Reputation: 590
I'm working on creating a binary search algorithm in C that searches for a string in a .txt file. Each line is a string representing a stock ticker. Not being familiar with C, this is taking far too long. I have a few questions:
1.) Once I have opened a file using fopen, does it make more sense in terms of efficiency for the algorithm to step through the file using some function provided in the C library for scanning files, doing the compare directly from the file, or should I copy each line into an array and have the algorithm search the array?
2.) If I should compare directly from the file, what is the best way to step through it? Assume I have the number of lines in the file, is there some way to go directly to the middle line, scan the string and do the compare?
I'm sorry if this is too vague. Not too sure how to better explain. Thanks for your time
Upvotes: 4
Views: 2558
Reputation: 372814
This is a great question!
The challenge of binary search is that the benefits of binary search come from being able to skip past half the elements at each step in O(1). This guarantees that, since you only do O(lg n) probes, that the runtime is O(lg n). This is why, for example, you can do a fast binary search on an array but not a linked list - in the linked list, finding the halfway point of the elements takes linear time, which dominates the time for the search.
When doing binary search on a file you are in a similar position. Since all the lines in the file might not have the same length, you can't easily jump to the nth line in the file given some number n. Consequently, implementing a good, fast binary search on a file will be a bit tricky. Somehow, you will need to know where each line starts and stops so that you can efficiently jump around in the file.

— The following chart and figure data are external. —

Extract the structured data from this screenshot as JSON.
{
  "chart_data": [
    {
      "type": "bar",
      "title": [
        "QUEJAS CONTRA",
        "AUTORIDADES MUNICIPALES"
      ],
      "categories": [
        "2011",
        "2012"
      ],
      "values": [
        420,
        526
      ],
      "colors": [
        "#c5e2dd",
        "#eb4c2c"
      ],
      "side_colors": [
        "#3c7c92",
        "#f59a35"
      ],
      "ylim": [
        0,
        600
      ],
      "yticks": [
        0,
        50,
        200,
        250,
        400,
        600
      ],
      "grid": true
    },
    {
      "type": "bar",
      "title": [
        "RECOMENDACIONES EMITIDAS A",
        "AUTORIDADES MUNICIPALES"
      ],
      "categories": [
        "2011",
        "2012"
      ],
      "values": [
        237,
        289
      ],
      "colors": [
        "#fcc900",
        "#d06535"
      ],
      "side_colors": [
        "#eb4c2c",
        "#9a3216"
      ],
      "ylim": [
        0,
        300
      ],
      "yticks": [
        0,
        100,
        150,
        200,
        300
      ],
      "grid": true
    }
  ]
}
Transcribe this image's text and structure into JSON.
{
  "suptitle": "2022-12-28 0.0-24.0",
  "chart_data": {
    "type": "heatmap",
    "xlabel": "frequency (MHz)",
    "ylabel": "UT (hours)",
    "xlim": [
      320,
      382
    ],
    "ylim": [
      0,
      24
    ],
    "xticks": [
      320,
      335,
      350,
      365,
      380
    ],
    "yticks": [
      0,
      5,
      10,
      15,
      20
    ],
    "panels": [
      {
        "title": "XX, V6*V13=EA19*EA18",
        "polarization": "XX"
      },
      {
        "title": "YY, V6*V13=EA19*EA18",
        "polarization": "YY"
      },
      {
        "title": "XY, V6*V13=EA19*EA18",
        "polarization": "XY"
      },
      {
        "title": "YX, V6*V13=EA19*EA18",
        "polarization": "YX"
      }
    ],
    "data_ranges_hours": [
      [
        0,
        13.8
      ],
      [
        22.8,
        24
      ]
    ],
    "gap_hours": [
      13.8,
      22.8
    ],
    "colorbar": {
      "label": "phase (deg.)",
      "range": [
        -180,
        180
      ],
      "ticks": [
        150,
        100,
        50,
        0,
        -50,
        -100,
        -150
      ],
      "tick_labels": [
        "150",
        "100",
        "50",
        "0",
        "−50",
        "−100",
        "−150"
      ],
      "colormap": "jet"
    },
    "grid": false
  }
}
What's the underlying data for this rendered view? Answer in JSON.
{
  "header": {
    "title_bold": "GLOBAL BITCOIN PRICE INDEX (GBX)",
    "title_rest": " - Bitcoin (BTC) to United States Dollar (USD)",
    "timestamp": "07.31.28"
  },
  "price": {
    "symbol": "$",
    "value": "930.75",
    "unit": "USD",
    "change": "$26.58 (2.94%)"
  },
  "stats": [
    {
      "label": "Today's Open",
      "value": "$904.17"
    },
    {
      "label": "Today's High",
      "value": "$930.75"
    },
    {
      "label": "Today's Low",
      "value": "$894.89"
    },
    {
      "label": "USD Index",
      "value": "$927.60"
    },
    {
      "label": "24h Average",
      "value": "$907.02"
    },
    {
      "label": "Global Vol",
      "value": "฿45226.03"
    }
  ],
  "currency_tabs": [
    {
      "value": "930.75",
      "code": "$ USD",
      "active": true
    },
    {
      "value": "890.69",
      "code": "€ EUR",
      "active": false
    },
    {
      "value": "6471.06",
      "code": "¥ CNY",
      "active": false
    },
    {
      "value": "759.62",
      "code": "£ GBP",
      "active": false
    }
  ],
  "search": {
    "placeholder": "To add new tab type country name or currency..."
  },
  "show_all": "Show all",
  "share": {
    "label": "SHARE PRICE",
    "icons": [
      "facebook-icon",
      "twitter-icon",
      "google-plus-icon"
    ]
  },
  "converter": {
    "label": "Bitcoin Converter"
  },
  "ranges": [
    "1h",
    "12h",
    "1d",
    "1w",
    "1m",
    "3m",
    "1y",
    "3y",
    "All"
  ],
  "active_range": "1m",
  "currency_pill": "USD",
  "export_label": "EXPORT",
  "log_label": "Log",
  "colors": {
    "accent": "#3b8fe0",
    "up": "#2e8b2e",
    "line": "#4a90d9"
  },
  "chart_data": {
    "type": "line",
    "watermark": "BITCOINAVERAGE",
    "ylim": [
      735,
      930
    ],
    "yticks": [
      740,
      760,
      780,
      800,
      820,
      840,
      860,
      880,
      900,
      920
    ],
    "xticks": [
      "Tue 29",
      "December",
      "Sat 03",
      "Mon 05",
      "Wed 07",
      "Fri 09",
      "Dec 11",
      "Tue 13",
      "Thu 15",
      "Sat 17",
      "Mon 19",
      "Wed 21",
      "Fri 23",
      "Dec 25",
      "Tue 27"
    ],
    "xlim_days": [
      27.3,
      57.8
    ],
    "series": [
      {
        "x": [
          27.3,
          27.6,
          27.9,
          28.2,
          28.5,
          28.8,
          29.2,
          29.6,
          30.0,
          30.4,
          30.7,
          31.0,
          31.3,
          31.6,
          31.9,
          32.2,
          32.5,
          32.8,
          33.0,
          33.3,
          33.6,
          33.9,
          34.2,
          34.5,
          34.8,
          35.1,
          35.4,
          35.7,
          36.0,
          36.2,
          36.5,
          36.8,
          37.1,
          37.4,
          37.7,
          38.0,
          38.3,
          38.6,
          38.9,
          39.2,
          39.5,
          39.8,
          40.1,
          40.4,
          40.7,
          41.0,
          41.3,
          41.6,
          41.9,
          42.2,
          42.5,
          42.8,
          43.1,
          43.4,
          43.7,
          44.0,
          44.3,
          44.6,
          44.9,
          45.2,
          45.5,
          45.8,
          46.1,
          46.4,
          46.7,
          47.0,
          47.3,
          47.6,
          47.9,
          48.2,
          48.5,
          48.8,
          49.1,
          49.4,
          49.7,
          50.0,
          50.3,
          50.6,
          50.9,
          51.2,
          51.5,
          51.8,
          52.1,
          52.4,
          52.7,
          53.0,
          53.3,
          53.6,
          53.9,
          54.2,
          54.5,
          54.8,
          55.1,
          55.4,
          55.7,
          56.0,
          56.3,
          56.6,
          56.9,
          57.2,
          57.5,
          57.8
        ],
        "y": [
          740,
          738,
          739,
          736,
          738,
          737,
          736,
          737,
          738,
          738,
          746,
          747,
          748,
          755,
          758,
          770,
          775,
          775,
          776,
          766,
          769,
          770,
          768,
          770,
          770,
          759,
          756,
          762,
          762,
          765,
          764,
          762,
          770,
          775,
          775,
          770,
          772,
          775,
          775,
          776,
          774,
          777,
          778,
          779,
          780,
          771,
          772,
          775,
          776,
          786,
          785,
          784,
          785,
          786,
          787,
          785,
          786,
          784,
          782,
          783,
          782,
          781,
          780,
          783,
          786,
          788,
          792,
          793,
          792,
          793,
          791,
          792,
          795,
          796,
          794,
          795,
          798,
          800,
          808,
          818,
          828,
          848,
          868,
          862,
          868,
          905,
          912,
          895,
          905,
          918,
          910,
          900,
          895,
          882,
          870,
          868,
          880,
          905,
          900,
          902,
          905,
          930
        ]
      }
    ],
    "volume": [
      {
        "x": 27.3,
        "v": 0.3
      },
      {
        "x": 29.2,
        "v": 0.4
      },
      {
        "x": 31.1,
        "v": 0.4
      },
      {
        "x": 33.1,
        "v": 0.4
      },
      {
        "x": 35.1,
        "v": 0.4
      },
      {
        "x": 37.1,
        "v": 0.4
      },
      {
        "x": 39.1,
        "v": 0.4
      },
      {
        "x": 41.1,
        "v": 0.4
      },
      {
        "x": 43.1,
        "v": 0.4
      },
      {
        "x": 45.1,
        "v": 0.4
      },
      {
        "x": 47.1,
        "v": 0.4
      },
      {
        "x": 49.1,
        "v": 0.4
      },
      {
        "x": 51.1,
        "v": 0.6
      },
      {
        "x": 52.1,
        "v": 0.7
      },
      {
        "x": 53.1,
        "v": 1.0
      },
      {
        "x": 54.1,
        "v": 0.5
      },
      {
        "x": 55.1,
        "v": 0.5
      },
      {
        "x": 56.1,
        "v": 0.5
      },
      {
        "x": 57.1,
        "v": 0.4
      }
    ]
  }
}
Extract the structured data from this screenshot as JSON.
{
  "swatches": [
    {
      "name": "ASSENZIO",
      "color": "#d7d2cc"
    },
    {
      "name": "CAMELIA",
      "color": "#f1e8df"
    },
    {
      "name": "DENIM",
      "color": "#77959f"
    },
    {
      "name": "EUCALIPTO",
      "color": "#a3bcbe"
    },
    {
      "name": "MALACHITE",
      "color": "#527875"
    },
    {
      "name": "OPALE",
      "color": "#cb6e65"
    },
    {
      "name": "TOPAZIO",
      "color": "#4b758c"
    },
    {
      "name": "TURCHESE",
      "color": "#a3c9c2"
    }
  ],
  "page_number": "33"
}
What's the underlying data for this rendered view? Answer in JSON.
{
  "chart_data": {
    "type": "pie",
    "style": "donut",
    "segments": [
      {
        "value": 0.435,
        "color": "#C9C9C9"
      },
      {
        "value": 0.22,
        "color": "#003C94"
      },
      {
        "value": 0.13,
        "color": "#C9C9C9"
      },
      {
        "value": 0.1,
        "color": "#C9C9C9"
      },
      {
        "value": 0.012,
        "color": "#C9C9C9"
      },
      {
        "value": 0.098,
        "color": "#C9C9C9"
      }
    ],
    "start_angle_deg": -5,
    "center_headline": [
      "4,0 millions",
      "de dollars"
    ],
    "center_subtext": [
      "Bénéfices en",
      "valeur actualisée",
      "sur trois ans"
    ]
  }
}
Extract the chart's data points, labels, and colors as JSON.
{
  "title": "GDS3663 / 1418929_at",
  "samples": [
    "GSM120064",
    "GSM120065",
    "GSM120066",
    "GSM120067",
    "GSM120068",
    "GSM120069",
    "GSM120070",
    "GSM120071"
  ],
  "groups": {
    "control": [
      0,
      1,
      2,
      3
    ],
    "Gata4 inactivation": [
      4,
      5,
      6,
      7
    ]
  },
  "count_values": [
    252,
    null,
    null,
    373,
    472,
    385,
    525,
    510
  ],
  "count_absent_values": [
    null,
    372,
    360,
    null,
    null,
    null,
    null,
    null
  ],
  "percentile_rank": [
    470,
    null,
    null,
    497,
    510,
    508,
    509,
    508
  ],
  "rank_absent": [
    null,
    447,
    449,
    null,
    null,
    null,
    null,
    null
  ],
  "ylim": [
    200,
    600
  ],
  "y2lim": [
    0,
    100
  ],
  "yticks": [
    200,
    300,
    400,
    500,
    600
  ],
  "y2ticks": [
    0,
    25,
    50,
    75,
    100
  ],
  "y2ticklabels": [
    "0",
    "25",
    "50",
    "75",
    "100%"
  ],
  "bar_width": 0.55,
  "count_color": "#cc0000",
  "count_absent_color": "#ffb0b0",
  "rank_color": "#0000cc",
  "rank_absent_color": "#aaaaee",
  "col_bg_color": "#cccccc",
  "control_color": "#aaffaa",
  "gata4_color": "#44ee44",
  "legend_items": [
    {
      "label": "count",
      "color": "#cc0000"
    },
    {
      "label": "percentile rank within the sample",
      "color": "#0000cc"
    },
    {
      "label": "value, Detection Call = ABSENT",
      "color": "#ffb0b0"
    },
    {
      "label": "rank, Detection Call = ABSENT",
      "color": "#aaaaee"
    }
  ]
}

There are many ways you can do this. First, you could load all the strings from the file into an array, as you've suggested. This takes linear time, but once you have the array of strings in memory all future binary searches will be very fast. The catch is that if you have a very large file, this may take up a lot of memory, and could be prohibitively expansive. Consequently, another alternative might be not to store the actual stings in the array, but rather the offsets into the file at which each string occurs. This would let you do the binary search quickly - you could seek the file to the proper offset when doing a comparison - and for large stings can be much more space-efficient than the above. And, if all the strings are roughly the same length, you could just pad every line to some fixed size to allow for direct computation of the start position of each line.
If you're willing to expend some time implementing more complex solutions, you might want to consider preprocessing the file so that instead of having one string per line, instead you have at the top of the file a list of fixed-width integers containing the offsets of each string in the file. This essentially does the above work, but then stores the result back in the file to make future binary searches much faster. I have some experience with this sort of file structure, and it can be quite fast.
If you're REALLY up for a challenge, you could alternatively store the strings in the file using a B-tree, which would give you incredibly fast lookup times fir each string by minimizing the number of disk reads that you need to do.
Hope this helps!
Upvotes: 1
Reputation:
I don't see how you can do compare directly from the file. You will have to have a buffer to store data read from disk and use that buffer. So it doesn't make sense, it is just impossible.
You cannot jump to a particular line in the file. Not unless you know the offset in bytes of the beginning of that line relative to the beginning of the file.
I'd recommend using mmap
to map this file directly into memory and work with it as with character array. Operating system will make work with file (like seeking, reading, writing) transparent to you, and you will just work with it like with a buffer in memory. Note that mmap
is limited to 4 GB on 32-bit systems. But if that file is bigger, you probably need to ask the question - why on earth someone has this big file not in an indexed database.
Upvotes: 0
Reputation:
Reading it all in with a bulk read and walking through it with pointers (to memory) is very fast. Avoid doing multiple I/O calls if you can.
I should also mention that memory mapped files can be very suitable for something like this. See mmap() if on Unix. This is definitely your best bet for really large files.
Upvotes: 1
Reputation: 6658
You cannot binary search lines of a text-file without knowing the length of each line in advance, so you'll most likely want to read each line into memory at first (unless the file is very big).
But if your goal is only to search for a single given line as quickly as possible, you might as well just do linear search directly on the file. There's no point in getting O(log n) at the cost of a O(n) setup cost if the search is only done once.
Upvotes: 2
Reputation: 53536
Unless your file is exceedingly big (> 2GB) then loading the file in memory prior searching it is the way to go. In case you cannot load the file in memory, you could hold the offset of each line in an int[]
or (if the file contains too many lines...) create another binary file and write the offset of each lines as integers...
Having everything in memory is by far preferable, though.
Upvotes: 2